An offshore vehicle domiciled in Ireland, it will invest predominantly in convertible securities. Most positions will be hedged and it will also have the ability to hedge interest rates.
It will target returns of 5 per cent to 8 per cent a year, with limited downside and a return volatility of about 6 per cent. Polar Capital says clients do not want 3 per cent return with 3 per cent volatility – they want managers who can manage risk when needed, while also being able to position the portfolio for market opportunity when presented. This fund aims to do exactly that.
It will have the characteristics of a long/short equity fund except that the long exposures will be generated through long convertible positions.

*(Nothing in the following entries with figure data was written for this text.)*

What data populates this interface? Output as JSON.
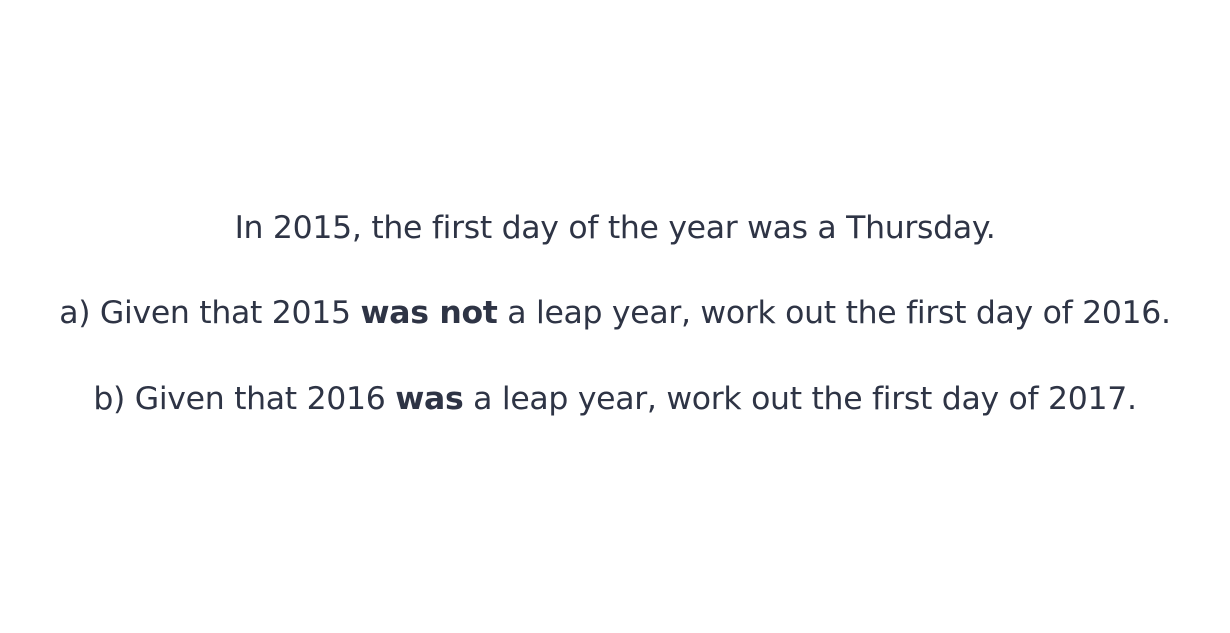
{
  "intro": "In 2015, the first day of the year was a Thursday.",
  "part_a": {
    "before": "a) Given that 2015 ",
    "emphasis": "was not",
    "after": " a leap year, work out the first day of 2016."
  },
  "part_b": {
    "before": "b) Given that 2016 ",
    "emphasis": "was",
    "after": " a leap year, work out the first day of 2017."
  },
  "colors": {
    "text": "#2e3445",
    "background": "#ffffff"
  }
}
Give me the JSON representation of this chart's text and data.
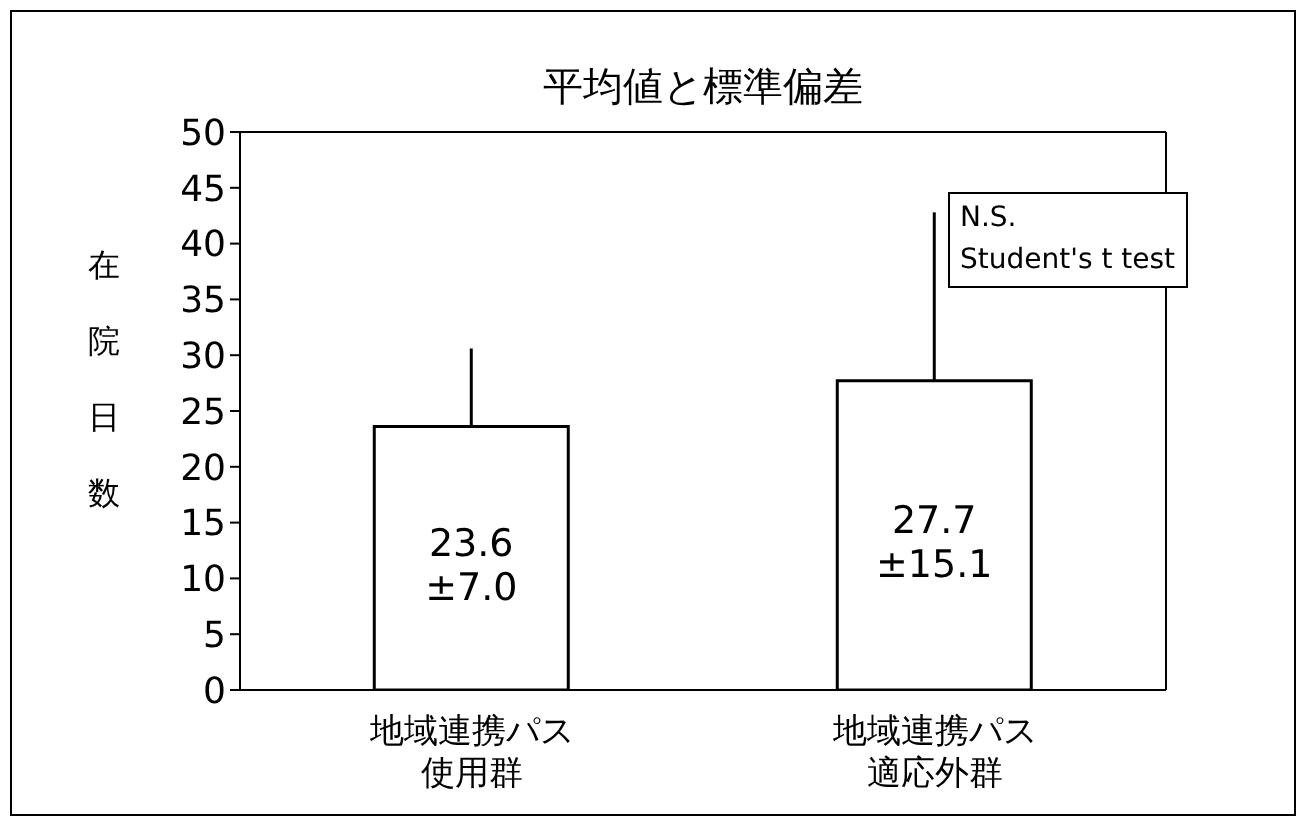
{
  "chart_data": {
    "type": "bar",
    "title": "平均値と標準偏差",
    "ylabel": "在院日数",
    "categories": [
      "地域連携パス使用群",
      "地域連携パス適応外群"
    ],
    "values": [
      23.6,
      27.7
    ],
    "color": "#ffffff",
    "errors": [
      [
        23.6,
        30.6
      ],
      [
        27.7,
        42.8
      ]
    ],
    "value_labels": [
      "23.6\n±7.0",
      "27.7\n±15.1"
    ],
    "ylim": [
      0,
      50
    ],
    "yticks": [
      0,
      5,
      10,
      15,
      20,
      25,
      30,
      35,
      40,
      45,
      50
    ],
    "grid": false,
    "legend": false,
    "annotations": [
      "N.S.\nStudent's t test"
    ]
  }
}
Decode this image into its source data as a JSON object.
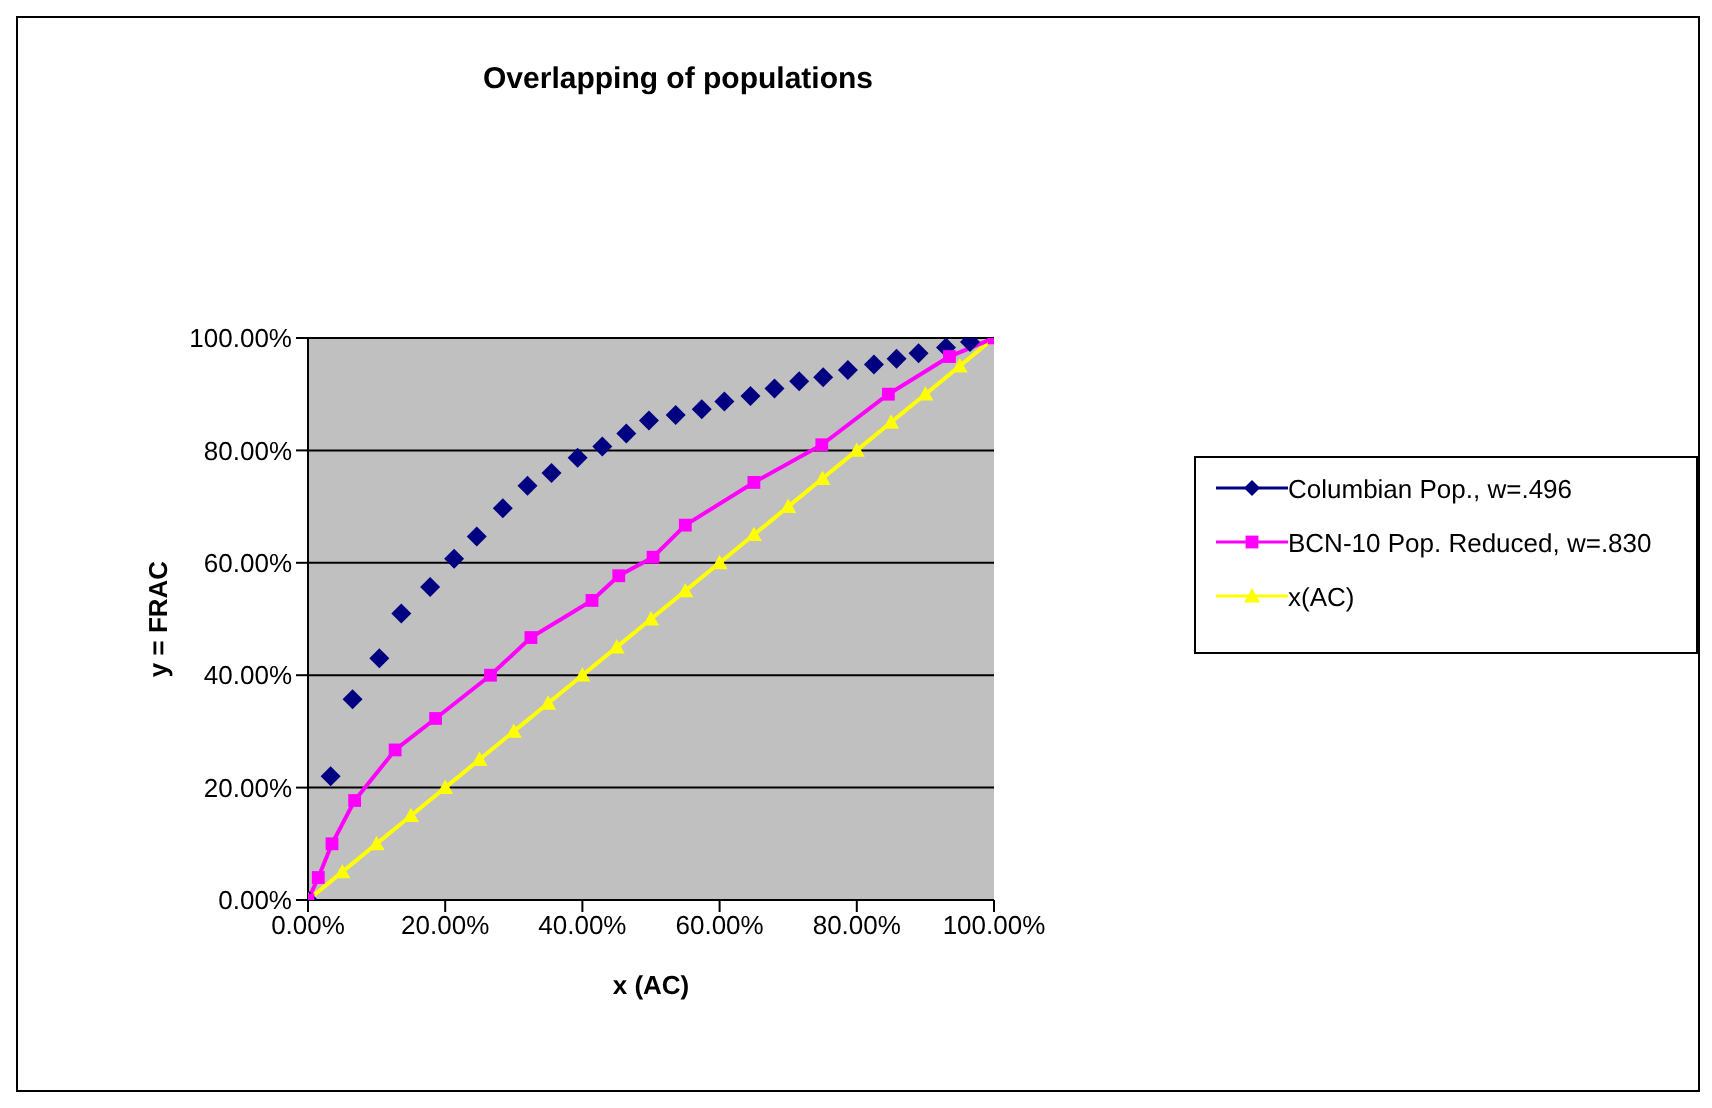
{
  "chart_data": {
    "type": "line",
    "title": "Overlapping of populations",
    "xlabel": "x (AC)",
    "ylabel": "y = FRAC",
    "xlim": [
      0,
      100
    ],
    "ylim": [
      0,
      100
    ],
    "xticks": [
      {
        "value": 0,
        "label": "0.00%"
      },
      {
        "value": 20,
        "label": "20.00%"
      },
      {
        "value": 40,
        "label": "40.00%"
      },
      {
        "value": 60,
        "label": "60.00%"
      },
      {
        "value": 80,
        "label": "80.00%"
      },
      {
        "value": 100,
        "label": "100.00%"
      }
    ],
    "yticks": [
      {
        "value": 0,
        "label": "0.00%"
      },
      {
        "value": 20,
        "label": "20.00%"
      },
      {
        "value": 40,
        "label": "40.00%"
      },
      {
        "value": 60,
        "label": "60.00%"
      },
      {
        "value": 80,
        "label": "80.00%"
      },
      {
        "value": 100,
        "label": "100.00%"
      }
    ],
    "grid": "y",
    "legend": "right",
    "series": [
      {
        "name": "Columbian Pop., w=.496",
        "type": "scatter",
        "marker": "diamond",
        "color": "#000080",
        "x": [
          0,
          3.3,
          6.5,
          10.4,
          13.6,
          17.8,
          21.3,
          24.6,
          28.4,
          32,
          35.5,
          39.3,
          42.9,
          46.4,
          49.7,
          53.6,
          57.4,
          60.7,
          64.5,
          68,
          71.6,
          75.1,
          78.7,
          82.5,
          85.8,
          89,
          93,
          96.5
        ],
        "values": [
          0,
          22,
          35.7,
          43,
          51,
          55.7,
          60.7,
          64.7,
          69.7,
          73.7,
          76,
          78.7,
          80.7,
          83,
          85.3,
          86.3,
          87.3,
          88.7,
          89.7,
          91,
          92.3,
          93,
          94.3,
          95.3,
          96.3,
          97.3,
          98.3,
          99.3
        ]
      },
      {
        "name": "BCN-10 Pop. Reduced, w=.830",
        "marker": "square",
        "color": "#ff00ff",
        "x": [
          0,
          1.5,
          3.5,
          6.8,
          12.7,
          18.6,
          26.6,
          32.5,
          41.4,
          45.3,
          50.3,
          55,
          65,
          74.9,
          84.6,
          93.5,
          100
        ],
        "values": [
          0,
          4,
          10,
          17.7,
          26.7,
          32.3,
          40,
          46.7,
          53.3,
          57.7,
          61,
          66.7,
          74.3,
          81,
          90,
          96.7,
          100
        ]
      },
      {
        "name": "x(AC)",
        "marker": "triangle",
        "color": "#ffff00",
        "x": [
          0,
          5,
          10,
          15,
          20,
          25,
          30,
          35,
          40,
          45,
          50,
          55,
          60,
          65,
          70,
          75,
          80,
          85,
          90,
          95,
          100
        ],
        "values": [
          0,
          5,
          10,
          15,
          20,
          25,
          30,
          35,
          40,
          45,
          50,
          55,
          60,
          65,
          70,
          75,
          80,
          85,
          90,
          95,
          100
        ]
      }
    ]
  }
}
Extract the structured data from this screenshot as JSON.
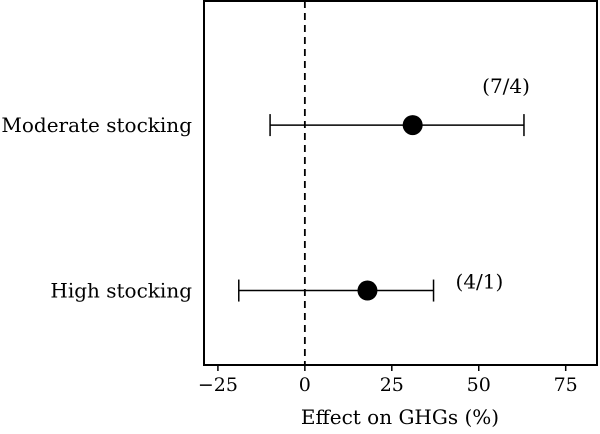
{
  "chart_data": {
    "type": "forest",
    "xlabel": "Effect on GHGs (%)",
    "xlim": [
      -29,
      84
    ],
    "x_ticks": [
      -25,
      0,
      25,
      50,
      75
    ],
    "x_tick_labels": [
      "−25",
      "0",
      "25",
      "50",
      "75"
    ],
    "reference_line": 0,
    "grid": false,
    "colors": {
      "marker": "#000000",
      "line": "#000000"
    },
    "rows": [
      {
        "label": "Moderate stocking",
        "estimate": 31,
        "ci_low": -10,
        "ci_high": 63,
        "annotation": "(7/4)"
      },
      {
        "label": "High stocking",
        "estimate": 18,
        "ci_low": -19,
        "ci_high": 37,
        "annotation": "(4/1)"
      }
    ]
  }
}
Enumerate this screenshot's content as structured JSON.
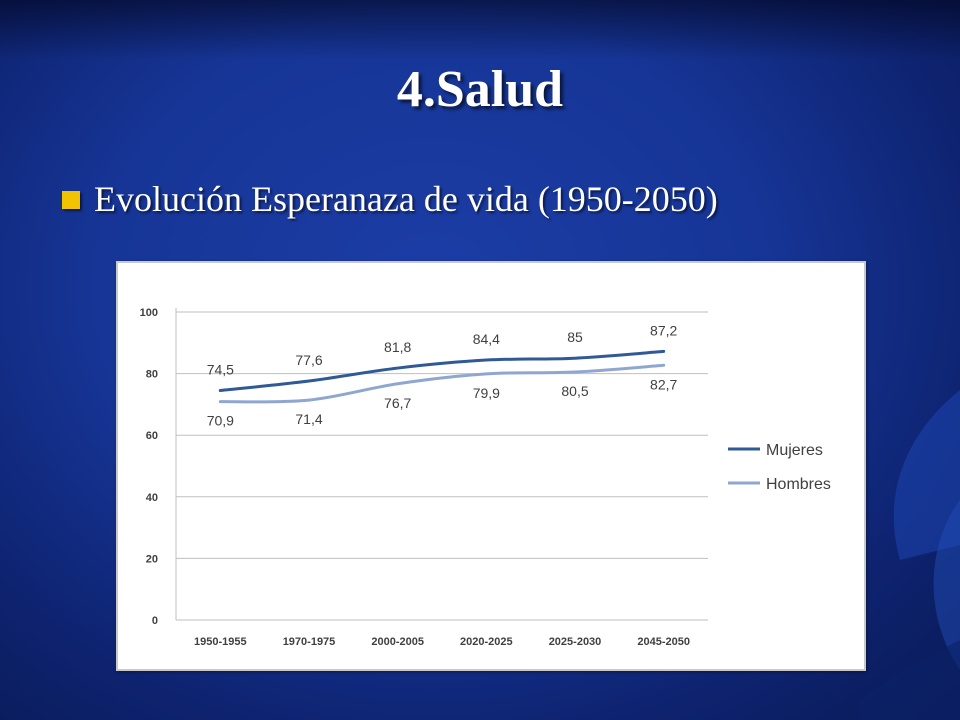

By being long a convertible and short the underlying equity it substantially reduces basis risk relative to a typical long/short fund: if a stock falls in value, at some point the convertible will become like a bond, so should fall less and also put the investor higher up the chain in terms of getting money back if a company goes bust.
If a stock price rises, the convertible acts like an equity, so this fund is playing asymmetric risk-reward in a very clever way.
The underlying investments will be split into five categories: equity hedged convertibles, asymmetric profiles, put trades, income/defensive investments and covered convertible call writing. The focus will be on large and medium-sized companies around the world.
It is worth noting also that the fund has an independent board of non-Polar Capital investment professionals, and will be stress-tested daily for equity and credit shocks to limit any anticipated maximum drawdown.
It has a 1 per cent annual charge plus a 15 per cent performance fee, subject to a high water mark – which is standard for Polar Capital products like this.
It looks very interesting, but is quite complex, so it will not be for every client.
It could make a good diversification tool in a portfolio however, as it should have a low correlation to other assets and will offer some downside protection at times of market stress, while still having the flexibility to achieve decent returns in stronger market environments.